|There are no directional signs in retirement.|
My life has changed a lot since I retired 5 years ago this June. At 59 years of age, I was younger
looking, I had both parents, I felt fulfilled and appreciated in my work. But, there was so much that
I wanted to do.
I started working as a strawberry picker when I was 10 years old. I graduated to baby-sitting my 4 cousins (all under 6 years old ) when I was 13. My subsequent jobs included flyer deliverer, waitress, telephone solicitor, file clerk, child minder, tutor, library assistant and teacher-librarian. As a single parent, sometimes I had 3 jobs and I studied for my teacher-librarian diploma. For almost 50 years, I worked.

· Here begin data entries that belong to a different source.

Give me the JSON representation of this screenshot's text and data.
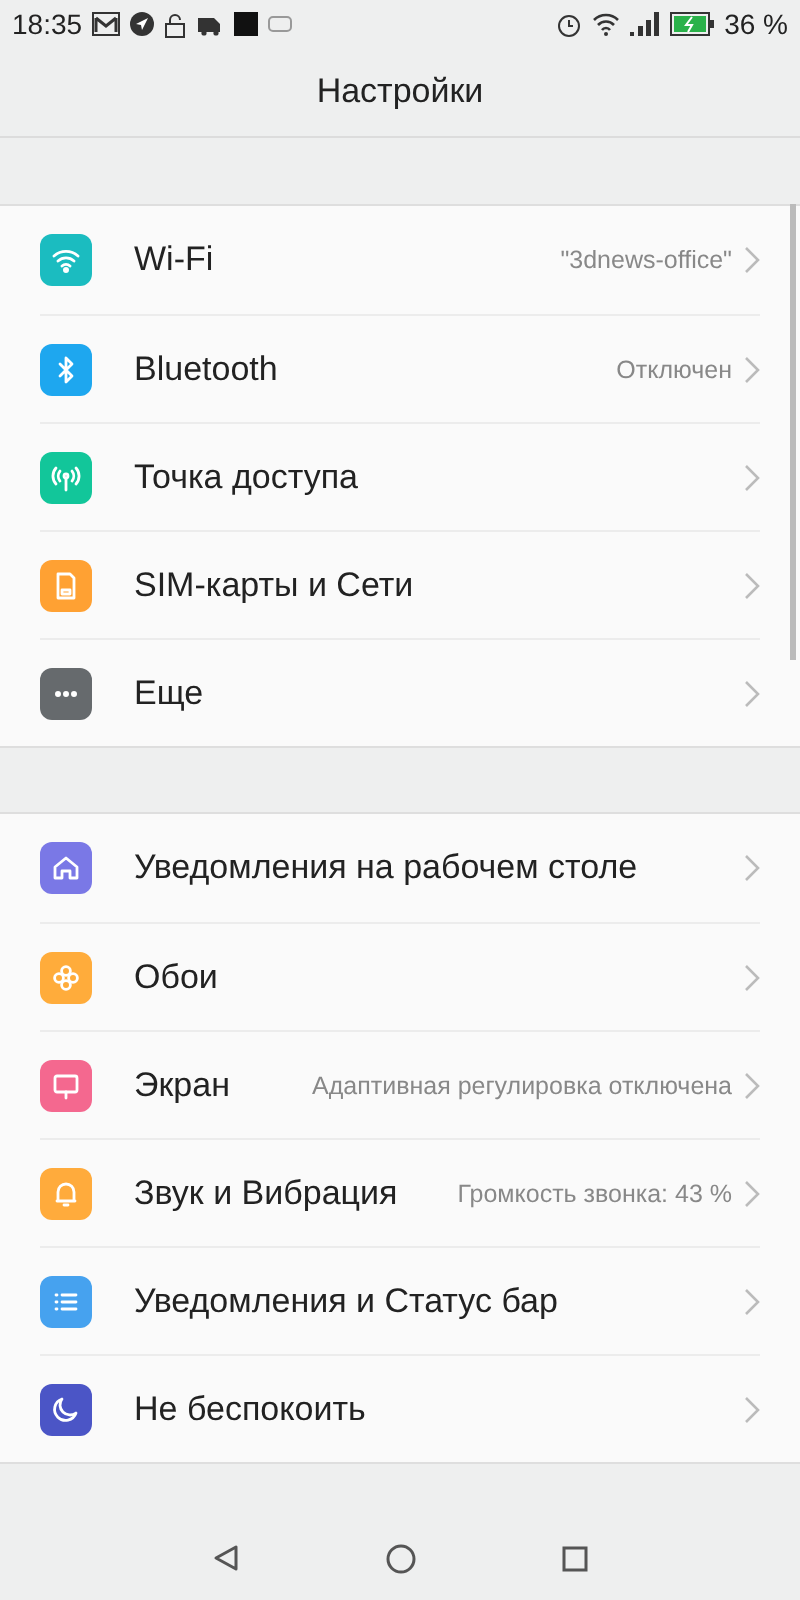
{
  "status_bar": {
    "time": "18:35",
    "battery": "36 %"
  },
  "header": {
    "title": "Настройки"
  },
  "groups": [
    {
      "items": [
        {
          "label": "Wi-Fi",
          "value": "\"3dnews-office\"",
          "color": "#1bbcc0"
        },
        {
          "label": "Bluetooth",
          "value": "Отключен",
          "color": "#1ea7ef"
        },
        {
          "label": "Точка доступа",
          "color": "#12c69a"
        },
        {
          "label": "SIM-карты и Сети",
          "color": "#ffa133"
        },
        {
          "label": "Еще",
          "color": "#666a6d"
        }
      ]
    },
    {
      "items": [
        {
          "label": "Уведомления на рабочем столе",
          "color": "#7a78e6"
        },
        {
          "label": "Обои",
          "color": "#ffac3b"
        },
        {
          "label": "Экран",
          "value": "Адаптивная регулировка отключена",
          "color": "#f4688f"
        },
        {
          "label": "Звук и Вибрация",
          "value": "Громкость звонка: 43 %",
          "color": "#ffab3c"
        },
        {
          "label": "Уведомления и Статус бар",
          "color": "#46a2ef"
        },
        {
          "label": "Не беспокоить",
          "color": "#4b55c6"
        }
      ]
    }
  ]
}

|Wherever I go, I can walk.|
I worked very hard at my courses. I was paying for this and I wanted to excel! When I returned home, I planned new adventures, tried to write my blog at least 3 times a week, wrote a children's book (still unpublished) and joined my local church. I attended Sunday School as a child but I have never been
a church-goer in my adult life.
Accomplishment, achievement, aspiration....I didn't attend church but I did accept the old Protestant work ethic! I wonder why it's called that because I know several people who were raised as Catholics who subscribe to the same set of beliefs. When is it time to set aside the quest for the "A's" and to live life without striving?
For me, it is really difficult to let go. If I get in the right number of walks, create the perfect grey/navy travel wardrobe, maintain a fresh and clean apartment, write a certain number of pages during the week, eat the correct number of calories, work a magic number of volunteer hours....I am still looking for the perfect score...a quantitative measure of the success of my life. I still want to be on the "Honour Roll"
Is there an "Honour Roll" for retirees? Do we measure our success by "busyness", by the number of grandchildren, by our domestic accomplishments? I really don't know. For each of us, some of the aspects of our lives work better than others. This month, I have embarked on volunteer opportunities, been offered a census job (said "no"), and registered for some courses at the Alliance Française and
Continuing Education at our local university. I get a a happy, fulfilled feeling from the student/teacher
part of my life.
|the Oaxaca Learning Centre garden|
The first five years of retirement have passed quickly. I am midway into my 65th year. I plan to visit
Ireland and Shetland in September. Monsieur and I have rented an apartment in Mexico where we will spend Christmas with some members of his family (a rare occurrence). I aspire (there's one of the "a" words) to get more exercise, drink less wine and write more blogs in the next few months. I am interested in how other "strivers" have found fulfillment after retirement. Is "letting go" an issue for you?